In the first example, the PDK/Gallup poll’s question highlighted the role of the teacher and how standards are expected to guide instruction. The Education Next poll highlighted accountability; its second version of the same question removed the hot-button phrasing, “the Common Core standards.” No single survey question could possibly capture all facets of people’s attitudes toward such a complicated issue with any precision.

In order to collect more accurate data about the multi-dimensional topics that impact our schools, surveys must ask a set of questions--what researchers call a “scale”--so that the idiosyncrasies of each individual question cancel each other out. This is exactly our approach with the Panorama Student Survey, produced by data analytics company Panorama Education. Our survey gauges students’ perceptions on classroom environment, expectations, rigor and grit, among other important aspects of learning.

For instance, to measure student engagement, the Panorama Student Survey asks the following questions:

  • In this class, how much do you participate?
  • When you are not in class, how often do you talk about ideas from class?
  • How excited are you about going to this class?
  • How often do you get so focused on class activities that you lose track of time?
  • Overall, how interested are you in this class?

By asking about students’ behaviors, the persistence of their interests, their emotions towards class, etc., we get a representative cross-section of the different features of classroom engagement. After all, different students engage in class in many different ways.

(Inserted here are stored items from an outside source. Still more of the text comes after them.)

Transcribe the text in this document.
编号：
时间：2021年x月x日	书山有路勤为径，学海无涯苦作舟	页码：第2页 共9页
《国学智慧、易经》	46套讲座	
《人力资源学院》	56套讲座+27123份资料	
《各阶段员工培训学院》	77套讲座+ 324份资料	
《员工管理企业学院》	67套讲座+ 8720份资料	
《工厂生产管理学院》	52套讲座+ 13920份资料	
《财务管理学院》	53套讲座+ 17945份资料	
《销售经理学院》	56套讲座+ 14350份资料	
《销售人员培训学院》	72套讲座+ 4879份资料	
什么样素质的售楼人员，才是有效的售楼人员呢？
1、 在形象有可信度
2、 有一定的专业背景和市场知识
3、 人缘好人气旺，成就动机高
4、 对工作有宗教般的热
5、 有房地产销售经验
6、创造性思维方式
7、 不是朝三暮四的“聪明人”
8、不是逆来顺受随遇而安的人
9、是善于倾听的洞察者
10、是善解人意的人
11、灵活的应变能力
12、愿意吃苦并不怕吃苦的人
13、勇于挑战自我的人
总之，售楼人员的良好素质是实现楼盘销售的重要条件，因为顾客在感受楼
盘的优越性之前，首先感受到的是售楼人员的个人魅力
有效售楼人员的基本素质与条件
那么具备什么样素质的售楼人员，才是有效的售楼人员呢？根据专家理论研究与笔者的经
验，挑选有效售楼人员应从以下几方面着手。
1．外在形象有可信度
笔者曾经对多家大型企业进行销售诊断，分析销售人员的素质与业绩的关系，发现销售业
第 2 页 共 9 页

What’s more, employing survey “scales” rather than single questions allows educators to quickly bolster the accuracy of survey results and obtain a much more accurate and nuanced view of any given individual’s attitude about a broad topic. The result is that educators have better data with which to make better decisions.

This same approach--selecting a representative set of questions to improve data quality--could also help us better understand people’s views of the Common Core State Standards, for example. By using multiple questions to tap into different characteristics of the standards, we could better understand public opinion about the Common Core as well as other pressing educational policy issues.